The world’s 3rd largest retailer, UK based Tesco, has been closing some of its “Fresh and Easy” stores in California this year. The Fresh and Easy chain was launched in 2007 with the goal to provide consumers with smaller neighborhood style stores with a variety of fresh organic and reaonably priced prepared meals.

So far Tesco have invested $2billion and opened more than 150 stores in California and are yet to break even.

No doubt Fresh & Easy has run into market obstacles, including California’s weak recovery from the recession but more importantly some of its merchandising practices (commonplace in Britain) have dumbfounded many American consumers.

For example, Fresh & Easy initially wrapped much of its produce in cellophane to preserve freshness. But skeptical U.S. shoppers — accustomed to examining their broccoli and lettuce up close — mistook the wrapping as a way to hide inferior products. American consumers assume produce in plastic bags is not as high quality as those in bulk. This led to an initial lower quality perception that has been hard to shake.

Adding to Tesco’s worries is the fact that many American consumers are conditioned to the idea that”big is better”. While smaller stores maybe more personal and convenient, Americans are used to driving distances to large retail warehouses (think Costco, Walmart etc) and often value bulk buying and competitive pricing over convenience.

There is also strong competition from revamped Safeway stores and the continued excellence displayed by Trader Joes and Wholefoods that really understand their customer base.

So where does this leave Fresh and Easy? They still have time to reposition themselves and find their place in the market but Tesco’s shareholders are getting impatience so they will need to find out what American consumers value most about their store’s value proposition and turn up the volume!

Similarly to Home Depot in an earlier post, Tesco should have started smaller and not ramped up until they knew they were hitting their sweet spot.

A culture that is customer centric, starts with the customer, understands what frustrates them about the current market offerings, builds a solution, tests it, then scales it.

Can Fresh and Easy survive?

The surprising truth about what motivates us..

One of the team recently shared a really great presentation about what really motivates us. The talk, by Dan Pink explores the real drivers of motivation for knowledge workers, that is, people in roles that require them to think critically and creatively about how to get things done.

He gives a number of examples from research. One surprising conclusion is that financial rewards work well for “mechanical tasks” but not for tasks that require more than “rudimentary” thinking. In fact when rewards were provided for more complex tasks, teams provided with the largest reward to succeed performed worse than those with little incentive!

It sounds counter intuitive but in my experience it really does rings true.

If we think about organizations that are really successful, they are not focused on massive financial rewards, they are focused on providing something that is really valuable for their customers. In fact many of today’s really successful firms are still trying to work out their business models, think Facebook and twitter…. they are still only focused on delivering value for customers.

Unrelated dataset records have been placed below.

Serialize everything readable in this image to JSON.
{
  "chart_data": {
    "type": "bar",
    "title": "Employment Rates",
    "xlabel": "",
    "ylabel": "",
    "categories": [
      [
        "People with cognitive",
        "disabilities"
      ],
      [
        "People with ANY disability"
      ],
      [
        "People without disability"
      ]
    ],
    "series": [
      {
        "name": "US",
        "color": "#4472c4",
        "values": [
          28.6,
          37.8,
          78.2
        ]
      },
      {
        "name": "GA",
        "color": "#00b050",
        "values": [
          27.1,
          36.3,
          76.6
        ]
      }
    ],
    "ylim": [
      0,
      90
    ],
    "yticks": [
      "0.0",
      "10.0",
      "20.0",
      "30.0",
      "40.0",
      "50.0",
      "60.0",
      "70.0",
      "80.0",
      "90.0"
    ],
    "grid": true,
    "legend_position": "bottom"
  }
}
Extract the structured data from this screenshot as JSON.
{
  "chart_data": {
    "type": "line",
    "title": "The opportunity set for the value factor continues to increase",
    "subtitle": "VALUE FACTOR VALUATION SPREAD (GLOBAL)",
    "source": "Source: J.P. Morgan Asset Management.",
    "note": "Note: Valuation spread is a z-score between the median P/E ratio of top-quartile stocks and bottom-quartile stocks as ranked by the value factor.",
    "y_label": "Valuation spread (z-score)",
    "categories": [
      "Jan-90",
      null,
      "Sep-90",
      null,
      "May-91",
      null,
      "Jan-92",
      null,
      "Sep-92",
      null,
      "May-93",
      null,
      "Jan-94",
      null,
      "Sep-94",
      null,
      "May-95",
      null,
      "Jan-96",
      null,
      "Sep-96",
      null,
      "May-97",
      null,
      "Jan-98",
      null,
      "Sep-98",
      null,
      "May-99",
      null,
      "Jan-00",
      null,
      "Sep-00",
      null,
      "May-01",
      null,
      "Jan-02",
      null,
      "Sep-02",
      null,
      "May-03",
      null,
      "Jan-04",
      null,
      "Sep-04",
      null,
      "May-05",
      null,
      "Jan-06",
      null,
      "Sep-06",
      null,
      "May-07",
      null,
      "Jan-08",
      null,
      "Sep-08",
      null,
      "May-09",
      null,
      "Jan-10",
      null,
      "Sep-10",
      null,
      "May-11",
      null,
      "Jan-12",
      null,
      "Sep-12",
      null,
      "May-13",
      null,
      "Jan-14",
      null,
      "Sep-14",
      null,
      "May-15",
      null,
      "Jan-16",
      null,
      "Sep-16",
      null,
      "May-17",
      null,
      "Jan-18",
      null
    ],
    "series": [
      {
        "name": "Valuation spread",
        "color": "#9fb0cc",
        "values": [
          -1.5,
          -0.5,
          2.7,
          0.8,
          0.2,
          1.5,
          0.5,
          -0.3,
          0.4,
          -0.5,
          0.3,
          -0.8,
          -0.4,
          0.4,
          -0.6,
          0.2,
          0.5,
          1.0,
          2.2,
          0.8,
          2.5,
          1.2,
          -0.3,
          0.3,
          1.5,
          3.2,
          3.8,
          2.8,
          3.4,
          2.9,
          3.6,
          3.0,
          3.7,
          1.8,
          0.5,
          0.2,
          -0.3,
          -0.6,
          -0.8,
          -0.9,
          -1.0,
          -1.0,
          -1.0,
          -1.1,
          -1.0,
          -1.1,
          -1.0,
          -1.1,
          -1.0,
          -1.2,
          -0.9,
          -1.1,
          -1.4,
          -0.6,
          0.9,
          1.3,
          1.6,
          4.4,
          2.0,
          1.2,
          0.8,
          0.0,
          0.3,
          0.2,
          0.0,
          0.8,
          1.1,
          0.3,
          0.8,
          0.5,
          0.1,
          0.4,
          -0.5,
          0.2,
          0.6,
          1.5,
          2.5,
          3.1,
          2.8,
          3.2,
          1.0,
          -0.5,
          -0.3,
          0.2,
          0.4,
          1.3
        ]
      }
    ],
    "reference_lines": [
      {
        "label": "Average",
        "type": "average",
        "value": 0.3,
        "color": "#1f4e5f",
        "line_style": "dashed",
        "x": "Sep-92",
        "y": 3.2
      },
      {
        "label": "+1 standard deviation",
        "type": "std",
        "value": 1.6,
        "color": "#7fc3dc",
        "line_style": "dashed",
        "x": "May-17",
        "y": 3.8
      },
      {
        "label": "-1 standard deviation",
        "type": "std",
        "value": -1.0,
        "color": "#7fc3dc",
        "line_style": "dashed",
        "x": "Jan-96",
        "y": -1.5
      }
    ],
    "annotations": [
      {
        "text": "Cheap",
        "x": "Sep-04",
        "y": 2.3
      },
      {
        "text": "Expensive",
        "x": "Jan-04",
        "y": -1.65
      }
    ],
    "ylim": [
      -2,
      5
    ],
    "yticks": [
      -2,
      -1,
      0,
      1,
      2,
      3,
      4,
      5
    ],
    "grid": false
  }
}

Dan identified three factors were found to drive individual performance:

  1. Automony/Self Direction – the ability to choose how you spend your time
  2. Mastery – the satisfaction that comes with mastering a skill, developing an expertise
  3. Purpose – understanding the broader purpose and how your work contributes to that purpose.

There are parallels with our research into organizational culture. We have found 7 core behaviors that drive business performance and separate average firms from really great organizations.

I can relate them to Dan’s model for individual motivational drivers as follows:

  1. Autonomy is really about empowerment in an organizational culture setting
  2. Mastery – this is really about getting better, getting better requires feedback and insight. In our case getting better is faciliated by gaining customer, competitor and business environment insights
  3. Purpose – again in an organizational setting this is about vision, why do we exist and what do we want to be when we grow up as an organization? This is the factor we call strategic alignment.